评分: 4置信度: 32025-07-03

This paper proposes an object-centric pipeline for learning robot policies from human videos. One contribution of this paper is a fine object 3D motion estimator, and the other contribution is the prediction algorithm of object-centric 3D motion (the scene after the target is manipulated). The algorithm mostly operates in 3D, with compact usage of classic techniques such as ICP and RANSAC. Overall, this is a good work. Please see my comments below.

优缺点分析

As the authors do not opensource the model, can the human video lists be available? Otherwise the results are not reproducible.
The paper does not mention how the manipulator is controlled. Through inverse kinematics?
Did the authors test the algorithm in complex background scenes? The paper says that the sensor is mounted 40cm~50cm away from the target. Therefore, are the figures in Fig.7 cropped images? not the raw data?
I assume that the hole structure shown in Fig.7 is fixed on the table.

问题

please see my comments above.

局限性

yes

格式问题

no such issues.

作者回复

2025-07-31

Thank you for appreciating our work! Our responses to your questions are as below.

Q1. Thank you for the suggestion. We will release the synthetic data generator, pretrained model, and data labeling pipeline to ensure reproducibility and enable researchers to apply our method in their own task setups.

Q2. Yes, the manipulator is controlled via inverse kinematics after computing the next target pose.

Q3. The image in Figure 7 was recorded from a different viewpoint solely for visualization purposes and does not reflect the policy's actual observation.
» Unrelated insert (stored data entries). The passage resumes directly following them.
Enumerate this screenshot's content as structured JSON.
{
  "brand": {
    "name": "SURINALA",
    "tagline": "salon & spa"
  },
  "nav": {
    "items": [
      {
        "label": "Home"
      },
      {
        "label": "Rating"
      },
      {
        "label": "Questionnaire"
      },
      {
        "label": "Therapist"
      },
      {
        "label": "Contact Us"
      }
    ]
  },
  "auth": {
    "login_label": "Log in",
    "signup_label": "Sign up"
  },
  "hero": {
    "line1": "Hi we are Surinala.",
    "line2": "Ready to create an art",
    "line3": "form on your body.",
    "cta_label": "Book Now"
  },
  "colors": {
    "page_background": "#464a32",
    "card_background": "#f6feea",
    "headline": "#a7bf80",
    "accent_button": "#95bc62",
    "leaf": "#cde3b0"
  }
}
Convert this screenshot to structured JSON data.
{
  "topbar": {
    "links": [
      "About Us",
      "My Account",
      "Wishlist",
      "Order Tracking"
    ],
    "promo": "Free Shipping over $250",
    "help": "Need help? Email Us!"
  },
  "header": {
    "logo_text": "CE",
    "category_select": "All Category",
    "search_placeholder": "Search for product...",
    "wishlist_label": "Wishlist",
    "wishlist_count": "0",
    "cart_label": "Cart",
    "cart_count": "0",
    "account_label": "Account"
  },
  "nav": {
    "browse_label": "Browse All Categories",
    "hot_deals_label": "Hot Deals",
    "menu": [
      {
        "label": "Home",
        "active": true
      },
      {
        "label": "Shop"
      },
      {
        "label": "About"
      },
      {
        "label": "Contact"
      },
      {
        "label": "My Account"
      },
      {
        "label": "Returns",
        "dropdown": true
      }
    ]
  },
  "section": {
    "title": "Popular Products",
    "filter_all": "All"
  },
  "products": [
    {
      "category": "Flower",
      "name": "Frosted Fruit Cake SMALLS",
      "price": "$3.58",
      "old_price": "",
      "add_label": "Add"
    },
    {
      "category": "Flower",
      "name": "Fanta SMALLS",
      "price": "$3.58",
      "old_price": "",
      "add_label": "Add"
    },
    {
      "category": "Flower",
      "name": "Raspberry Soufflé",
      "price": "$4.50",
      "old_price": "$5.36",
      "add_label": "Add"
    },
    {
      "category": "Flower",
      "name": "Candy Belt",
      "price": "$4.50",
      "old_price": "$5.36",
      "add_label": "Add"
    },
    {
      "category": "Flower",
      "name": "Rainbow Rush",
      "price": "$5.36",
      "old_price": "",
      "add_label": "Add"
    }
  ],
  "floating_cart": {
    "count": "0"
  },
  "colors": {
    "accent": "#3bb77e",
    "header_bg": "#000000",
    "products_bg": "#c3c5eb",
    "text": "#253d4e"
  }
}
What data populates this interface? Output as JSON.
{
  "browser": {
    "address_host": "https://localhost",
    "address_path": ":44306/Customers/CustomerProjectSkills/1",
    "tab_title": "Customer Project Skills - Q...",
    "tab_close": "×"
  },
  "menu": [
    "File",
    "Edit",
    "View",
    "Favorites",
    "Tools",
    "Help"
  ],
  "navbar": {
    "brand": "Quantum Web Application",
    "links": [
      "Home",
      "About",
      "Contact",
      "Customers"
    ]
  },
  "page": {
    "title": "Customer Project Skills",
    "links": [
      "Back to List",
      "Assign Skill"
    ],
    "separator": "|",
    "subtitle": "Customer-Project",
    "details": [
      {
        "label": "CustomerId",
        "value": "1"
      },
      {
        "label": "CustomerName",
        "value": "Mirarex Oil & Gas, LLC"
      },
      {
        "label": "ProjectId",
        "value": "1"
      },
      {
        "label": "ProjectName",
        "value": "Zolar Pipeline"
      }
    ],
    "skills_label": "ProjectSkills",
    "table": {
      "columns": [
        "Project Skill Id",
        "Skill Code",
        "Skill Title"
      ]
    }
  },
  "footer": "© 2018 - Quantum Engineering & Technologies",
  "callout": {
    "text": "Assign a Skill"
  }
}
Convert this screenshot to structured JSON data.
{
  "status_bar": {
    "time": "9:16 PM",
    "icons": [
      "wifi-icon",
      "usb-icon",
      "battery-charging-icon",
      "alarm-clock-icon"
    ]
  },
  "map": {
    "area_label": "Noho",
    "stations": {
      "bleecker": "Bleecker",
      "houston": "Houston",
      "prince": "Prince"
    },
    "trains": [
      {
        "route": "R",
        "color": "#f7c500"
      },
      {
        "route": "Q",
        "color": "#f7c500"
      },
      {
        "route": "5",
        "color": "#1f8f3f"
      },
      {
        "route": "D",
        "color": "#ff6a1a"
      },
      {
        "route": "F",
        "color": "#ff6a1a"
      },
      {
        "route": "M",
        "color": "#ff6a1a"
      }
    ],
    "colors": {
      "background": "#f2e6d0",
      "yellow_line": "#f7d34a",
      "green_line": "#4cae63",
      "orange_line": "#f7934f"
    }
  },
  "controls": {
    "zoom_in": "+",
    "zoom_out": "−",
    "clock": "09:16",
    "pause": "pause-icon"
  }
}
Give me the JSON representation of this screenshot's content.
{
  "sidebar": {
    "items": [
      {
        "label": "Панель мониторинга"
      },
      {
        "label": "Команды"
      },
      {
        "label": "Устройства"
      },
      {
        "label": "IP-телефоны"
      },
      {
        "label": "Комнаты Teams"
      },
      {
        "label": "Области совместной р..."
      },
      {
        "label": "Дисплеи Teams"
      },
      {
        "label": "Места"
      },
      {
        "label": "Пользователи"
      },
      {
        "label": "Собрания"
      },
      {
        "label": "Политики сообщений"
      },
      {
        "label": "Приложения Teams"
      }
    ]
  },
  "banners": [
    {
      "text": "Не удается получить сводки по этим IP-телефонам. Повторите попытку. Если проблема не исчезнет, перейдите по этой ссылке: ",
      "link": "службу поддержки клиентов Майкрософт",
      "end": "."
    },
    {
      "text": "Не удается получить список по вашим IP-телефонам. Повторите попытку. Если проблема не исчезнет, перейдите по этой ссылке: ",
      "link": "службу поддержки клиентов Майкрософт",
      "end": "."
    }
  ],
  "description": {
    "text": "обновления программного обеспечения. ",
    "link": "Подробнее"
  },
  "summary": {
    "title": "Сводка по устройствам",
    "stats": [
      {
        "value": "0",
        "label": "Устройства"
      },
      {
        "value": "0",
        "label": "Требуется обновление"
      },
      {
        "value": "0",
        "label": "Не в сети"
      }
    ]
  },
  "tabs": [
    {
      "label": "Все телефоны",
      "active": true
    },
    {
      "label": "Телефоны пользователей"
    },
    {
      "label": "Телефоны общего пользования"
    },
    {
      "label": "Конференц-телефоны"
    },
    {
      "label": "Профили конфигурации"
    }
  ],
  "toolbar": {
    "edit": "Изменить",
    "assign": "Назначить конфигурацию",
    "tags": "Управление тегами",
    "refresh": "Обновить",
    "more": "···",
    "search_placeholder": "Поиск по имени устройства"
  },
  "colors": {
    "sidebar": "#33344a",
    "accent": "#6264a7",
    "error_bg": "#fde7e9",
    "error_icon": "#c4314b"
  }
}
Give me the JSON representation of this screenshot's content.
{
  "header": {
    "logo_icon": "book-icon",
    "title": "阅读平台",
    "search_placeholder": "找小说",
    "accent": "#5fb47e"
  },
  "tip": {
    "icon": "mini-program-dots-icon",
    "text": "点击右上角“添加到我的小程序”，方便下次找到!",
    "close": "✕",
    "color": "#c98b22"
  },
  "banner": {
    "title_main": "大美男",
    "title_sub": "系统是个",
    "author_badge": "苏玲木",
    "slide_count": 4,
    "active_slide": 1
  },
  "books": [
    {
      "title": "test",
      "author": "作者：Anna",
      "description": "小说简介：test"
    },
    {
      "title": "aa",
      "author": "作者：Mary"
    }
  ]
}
In practice, the object appears significantly smaller in the policy's visual input.

Q4. Due to the difficulty of the precise insertion task, we opted not to rigidly fix the base structure. This simplification helps avoid damage that can occur when the stiff robot controller applies excessive force. However, it's important to note that this is still very hard as our control policy is purely vision-based (from 40-50cm away) without any force or tactile information, and accurately inferring the insertion angle from vision alone is inherently challenging (and this may result in a slight base movement). For the success trials, the base may be moved by around 1-2mm based on our measurement on the base corners. We hypothesize that in the future, the use of higher-resolution depth cameras or multi-view sensing setups (e.g. fusing the 3D motion flow prediction) could help improve performance in such tasks.

最终决定Accept (spotlight)

2025-09-17

The paper proposes object-centric 3d motion fields as a new action representation for robot learning from human videos, addressing limitations of pixel flow and point-cloud flow. A denoising motion field estimator is introduced to robustly reconstruct fine 3D object motions from noisy depth, along with a dense prediction architecture that supports cross-embodiment transfer and background 3d. Policies trained on these motion fields achieve over 50% lower estimation error and ~55% zero-shot success rates in diverse real-world tasks, including fine-grained manipulations such as insertion, where prior methods fail. This establishes a scalable framework for learning robot skills directly from human video data.

In the original round of reviews the committee appreciated the clear motivation and strong real-world validation of the proposed framework (R#gWxp, R#e4mh), the simple yet effective engg. design and workflow (R=xCja,tpQo), and the clarity and logical presentation of the method (reviewers gWxp and e4mh). The overall technical solidity and potential impact on video-based robot learning was also recognized.

The rebuttal effectively clarified key technical questions -- human–robot speed mismatch and frame intervals (reviewer e4mh), SAM2 reliance and motion ambiguity (reviewer gWxp), and novelty beyond prior flow-based methods (R=xCja) -- with reviewers confirming their concerns were resolved. R#e4mh kept their accept rating after being fully satisfied; gWxp reaffirmed their positive assessment; reviewer #xCja explicitly raised their score, acknowledging that the clarified design choices strengthen novelty and enable fine-grained video-based policy learning. The AC concurs with the unanimous positive consensus of hte committee’s reviews and post-rebuttal discussions.